I have just completed The Forgotten Man: A New History of the Great Depression, by Amity Shlaes (Harper Collins, 2007, New York). It is not "just" a book about the Great Depression, but it also chronicles the methods used by Franklin Roosevelt and his New Deal Brain Trust to transform the Federal Government into the overarching mammoth it is today.

I especially recommend Chapter Eight, "The Chicken Versus The Eagle", telling the story about how a family of kosher butchers from Brooklyn, the Schechters, were pers I mean prosecuted under the National Reconstruction Act, and succesfully defended themselves before the Supreme Court. (Especially inspiring to anyone who is suspicious of Congressional attempts to use the Commerce Clause to control every aspect of life.)(Note that this also led directly to Roosevelt's attempts/threats to "pack" the Supreme Court.)

Aside from Chapter Eight--too long to quote here--two items stand out in my mind.

The first is talking about Wendel Wilkie's from a staunch Democrat to... Well, when he tried to run for President as a Republican, he didn't fit--then.
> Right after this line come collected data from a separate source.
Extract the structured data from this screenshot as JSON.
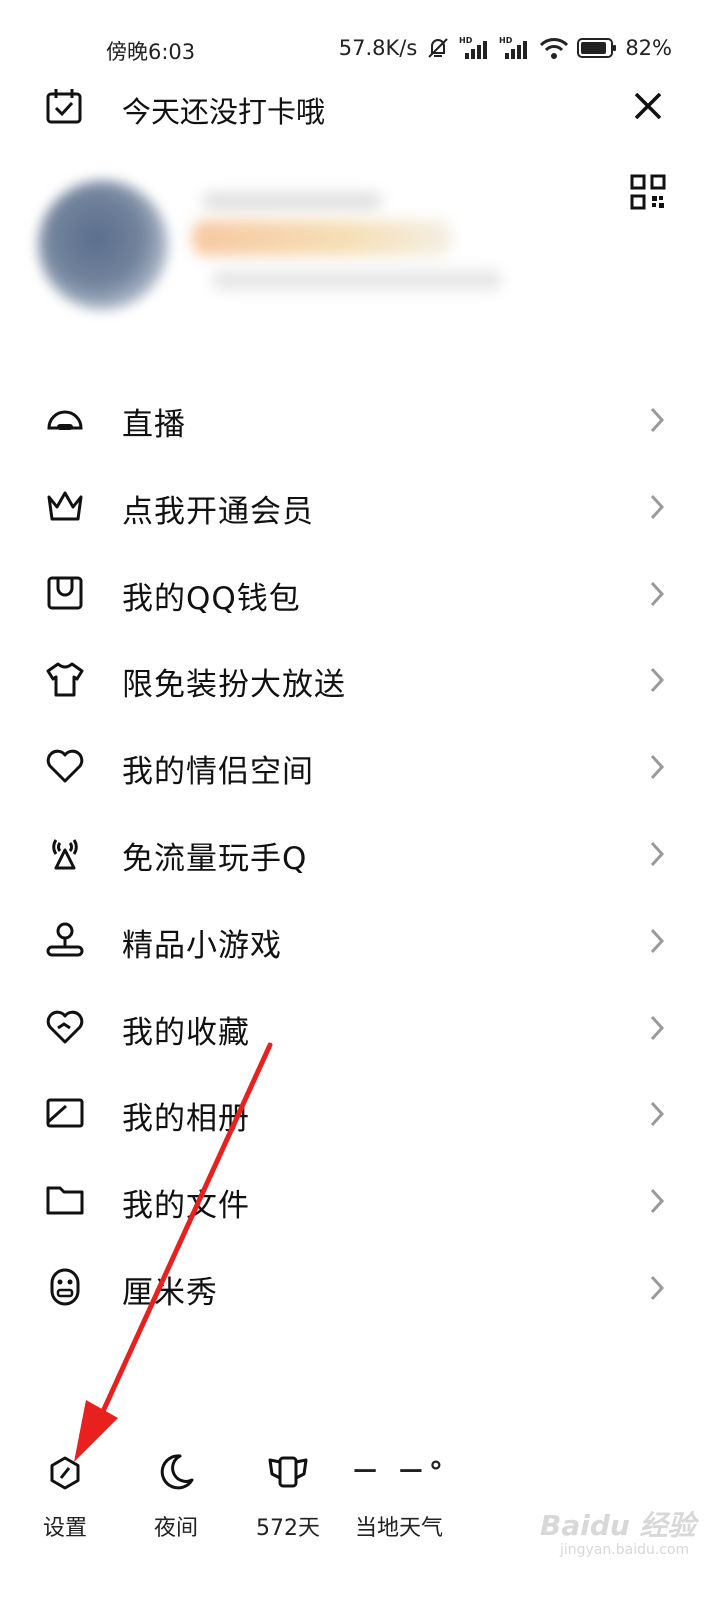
{
  "status_bar": {
    "time": "傍晚6:03",
    "speed": "57.8K/s",
    "signal_label": "HD",
    "battery": "82%"
  },
  "checkin": {
    "text": "今天还没打卡哦"
  },
  "menu": {
    "items": [
      {
        "label": "直播",
        "icon": "live-icon"
      },
      {
        "label": "点我开通会员",
        "icon": "crown-icon"
      },
      {
        "label": "我的QQ钱包",
        "icon": "wallet-icon"
      },
      {
        "label": "限免装扮大放送",
        "icon": "tshirt-icon"
      },
      {
        "label": "我的情侣空间",
        "icon": "heart-icon"
      },
      {
        "label": "免流量玩手Q",
        "icon": "antenna-icon"
      },
      {
        "label": "精品小游戏",
        "icon": "game-pin-icon"
      },
      {
        "label": "我的收藏",
        "icon": "favorite-icon"
      },
      {
        "label": "我的相册",
        "icon": "album-icon"
      },
      {
        "label": "我的文件",
        "icon": "folder-icon"
      },
      {
        "label": "厘米秀",
        "icon": "cmshow-icon"
      }
    ]
  },
  "bottom_bar": {
    "settings": "设置",
    "night": "夜间",
    "days": "572天",
    "weather_value": "－ －°",
    "weather_label": "当地天气"
  },
  "watermark": {
    "brand": "Baidu 经验",
    "url": "jingyan.baidu.com"
  },
  "colors": {
    "annotation_arrow": "#e8201e",
    "text": "#111111",
    "chevron": "#9a9a9a"
  }
}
Today, however...
In discovering the old British Whigs, {Wilkie} discovered their liberalism--a liberalism that antedated {President Woodrow} Wilson* and focused on the individual. It resembled the liberalism of Europe that he had heard about in childhood. Revisiting that old liberalism, he could see that while Roosevelt might call himself a liberal, the inexorable New Deal emphasis on the group over the individual was not liberal in the classic sense. Liberalism had historically included liberal economics, and Roosevelt had turned away from that. Wilkie was finding the intellectual ammunition for his battles...
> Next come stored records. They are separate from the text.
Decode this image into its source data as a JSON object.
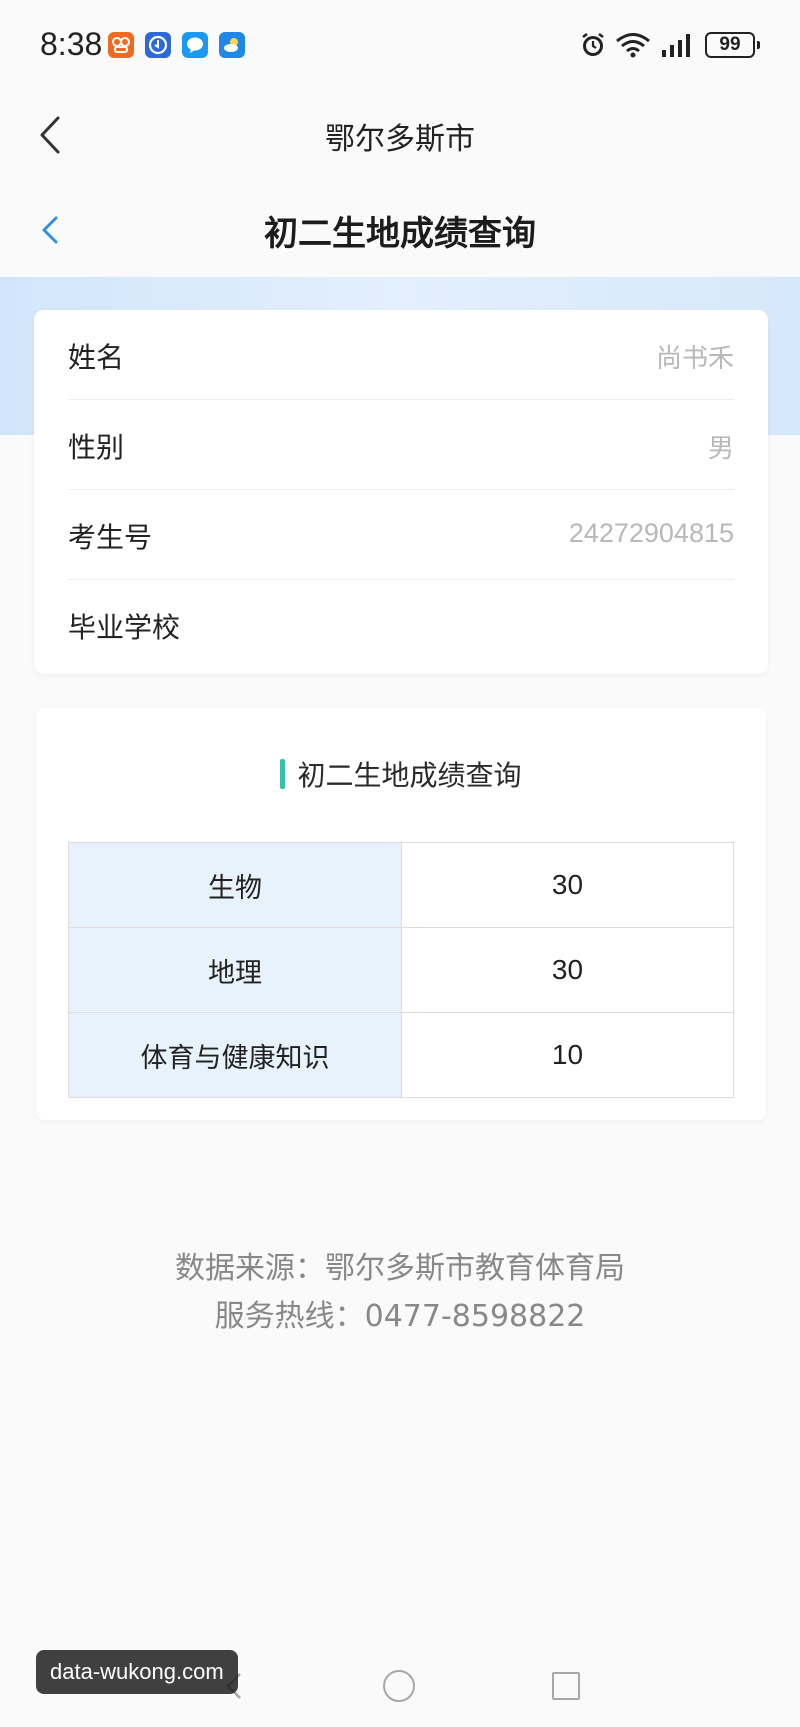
{
  "status_bar": {
    "time": "8:38",
    "battery": "99",
    "app_icons": [
      "jd-icon",
      "assist-icon",
      "chat-icon",
      "weather-icon"
    ],
    "system_icons": [
      "alarm-icon",
      "wifi-icon",
      "signal-icon",
      "battery-icon"
    ]
  },
  "outer_header": {
    "title": "鄂尔多斯市"
  },
  "inner_header": {
    "title": "初二生地成绩查询"
  },
  "info": {
    "rows": [
      {
        "label": "姓名",
        "value": "尚书禾"
      },
      {
        "label": "性别",
        "value": "男"
      },
      {
        "label": "考生号",
        "value": "24272904815"
      },
      {
        "label": "毕业学校",
        "value": ""
      }
    ]
  },
  "scores": {
    "section_title": "初二生地成绩查询",
    "rows": [
      {
        "subject": "生物",
        "score": "30"
      },
      {
        "subject": "地理",
        "score": "30"
      },
      {
        "subject": "体育与健康知识",
        "score": "10"
      }
    ]
  },
  "footer": {
    "source": "数据来源：鄂尔多斯市教育体育局",
    "hotline": "服务热线：0477-8598822"
  },
  "watermark": "data-wukong.com",
  "colors": {
    "accent_bar": "#36c2a2",
    "back_arrow_blue": "#2f8fdc",
    "subject_cell_bg": "#e8f2fd",
    "band": "#d2e6fb"
  }
}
*Whom Wilkie had previously been described as being a "follower" of.
(Page 329.)

Later, author Shlaes describes Wilkie's speech accepting the Republican candidacy for President in 1940:
...Wilkie asked the public to think about what it meant to be an American liberal. Was a liberal merely a left progressive? Or was a liberal someone who believed in liberalism in the classic sense, in the primacy of the individual and his freedom? Wilkie railed against Roosevelt's "philosophy of distributed scarcity." And he argued, speaking of both the United States and Europe, that it was "from weakness that people reach for dictators and concentrated government power...

"American liberalism does not consist merely in reforming things. It consists also in making things. The ability to grow, the ability to make things." Redistribution was a loser's game: "I am a liberal because I believe that in our industrial age there is no limit to the productive capacity of any man." Growth, not government action, would lift the United States out of its troubles: "I say that we must substitute for the philosophy of distributed scarcity the philosophy of unlimited productivity. I stand for the restoration of full production and reemployment by private enterprise in America."
{Pages 374-375.}
(Okay, so he might fit better with today's libertarians, but the libertarians who have a chance in hell of getting elected all run as Republicans.)
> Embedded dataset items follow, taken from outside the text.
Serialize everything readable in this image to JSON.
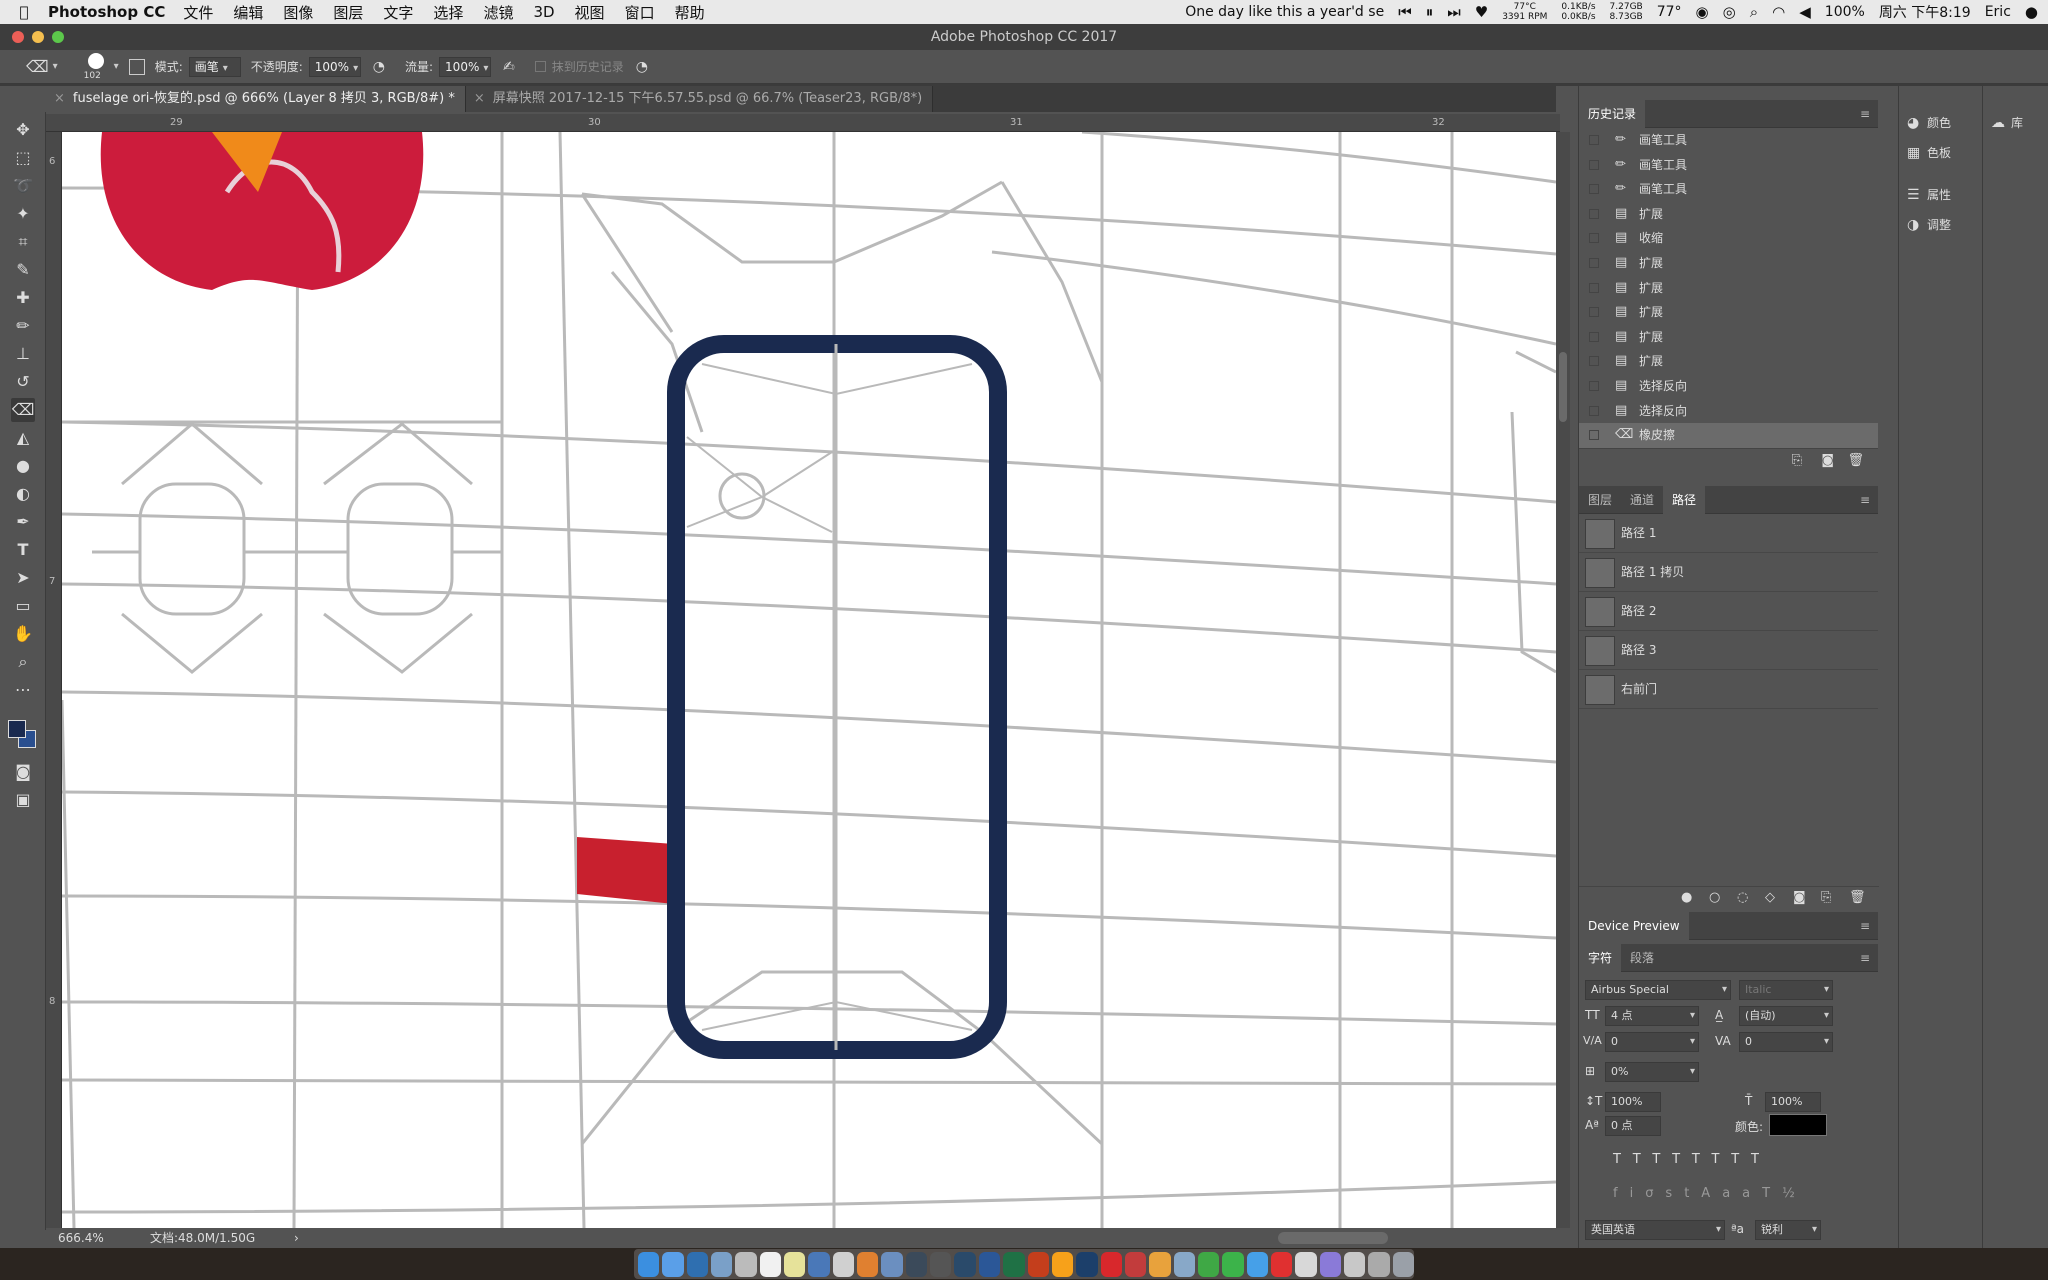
{
  "menubar": {
    "app": "Photoshop CC",
    "menus": [
      "文件",
      "编辑",
      "图像",
      "图层",
      "文字",
      "选择",
      "滤镜",
      "3D",
      "视图",
      "窗口",
      "帮助"
    ],
    "now_playing": "One day like this a year'd se",
    "cpu_temp": "77°C",
    "fan_rpm": "3391 RPM",
    "net_up": "0.1KB/s",
    "net_down": "0.0KB/s",
    "mem_used": "7.27GB",
    "mem_free": "8.73GB",
    "weather": "77°",
    "battery": "100%",
    "datetime": "周六 下午8:19",
    "user": "Eric"
  },
  "window": {
    "title": "Adobe Photoshop CC 2017"
  },
  "options": {
    "brush_size": "102",
    "mode_label": "模式:",
    "mode_value": "画笔",
    "opacity_label": "不透明度:",
    "opacity_value": "100%",
    "flow_label": "流量:",
    "flow_value": "100%",
    "erase_history": "抹到历史记录"
  },
  "tabs": [
    {
      "label": "fuselage ori-恢复的.psd @ 666% (Layer 8 拷贝 3, RGB/8#) *"
    },
    {
      "label": "屏幕快照 2017-12-15 下午6.57.55.psd @ 66.7% (Teaser23, RGB/8*)"
    }
  ],
  "rulers": {
    "h": [
      "29",
      "30",
      "31",
      "32"
    ],
    "v": [
      "6",
      "7",
      "8"
    ]
  },
  "status": {
    "zoom": "666.4%",
    "doc": "文档:48.0M/1.50G"
  },
  "history": {
    "title": "历史记录",
    "items": [
      {
        "label": "画笔工具",
        "icon": "brush"
      },
      {
        "label": "画笔工具",
        "icon": "brush"
      },
      {
        "label": "画笔工具",
        "icon": "brush"
      },
      {
        "label": "扩展",
        "icon": "doc"
      },
      {
        "label": "收缩",
        "icon": "doc"
      },
      {
        "label": "扩展",
        "icon": "doc"
      },
      {
        "label": "扩展",
        "icon": "doc"
      },
      {
        "label": "扩展",
        "icon": "doc"
      },
      {
        "label": "扩展",
        "icon": "doc"
      },
      {
        "label": "扩展",
        "icon": "doc"
      },
      {
        "label": "选择反向",
        "icon": "doc"
      },
      {
        "label": "选择反向",
        "icon": "doc"
      },
      {
        "label": "橡皮擦",
        "icon": "eraser"
      }
    ]
  },
  "paths_panel": {
    "tabs": [
      "图层",
      "通道",
      "路径"
    ],
    "items": [
      "路径 1",
      "路径 1 拷贝",
      "路径 2",
      "路径 3",
      "右前门"
    ]
  },
  "device_preview": {
    "title": "Device Preview"
  },
  "character": {
    "tabs": [
      "字符",
      "段落"
    ],
    "font_family": "Airbus Special",
    "font_style": "Italic",
    "size": "4 点",
    "leading": "(自动)",
    "kerning": "0",
    "tracking": "0",
    "scale_pct": "0%",
    "vscale": "100%",
    "hscale": "100%",
    "baseline": "0 点",
    "color_label": "颜色:",
    "language": "英国英语",
    "antialias_label": "ªa",
    "antialias": "锐利"
  },
  "mini_panels": {
    "col1": [
      "颜色",
      "色板",
      "属性",
      "调整"
    ],
    "col2": [
      "库"
    ]
  },
  "colors": {
    "accent_navy": "#1a2a4f",
    "logo_red": "#cc1c3c",
    "stripe_red": "#c8202e"
  }
}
All of which brings to mind my post Liberals, Conservatives, ???

Anyway.

For some reason, reading the post entitled The president as hack ideologue at Powerline Blog reminded me of this paragraph on pages 358-359 of The Forgotten Man:
The extent of the political patronage of {the 1936 national elections} had finally sunk in. So had Roosevelt's method of operation. Roosevelt might quote Thomas Jefferson, but Jefferson had deplored the creation of unnecessary government offices. With their new strength, {Republican} lawmakers prepared a law that would pass in 1939. The Hatch Act would limit political activities by government employees of the sort that had been so effective in the presidential election. The nation was beginning to know Roosevelt's pattern. Writer Turner Carledge laid that pattern out in detail. "First, there is the early 'idea' period, when either the President or some group of his associates hatches the rather rough form of what is to be attempted. Then there is the selling stage, in which the person or group who thinks up the idea has to 'sell' it the other. There follows in third place the 'method' stage when the modus operandi is evolved. Then there comes the final 'publicity' stage when the program is announced and the argument is submitted both to Congress and the public in behalf of it's adoption."
Of course, these days, the "pattern" seems to be "idea" first, but "selling" is irrelevant, as What Obama Wants, Obama Gets. Then, "publicity" comes before any "evolution" that should take place during the "method" stage... "Familiar with it? No, I haven't read it, why should I read it?"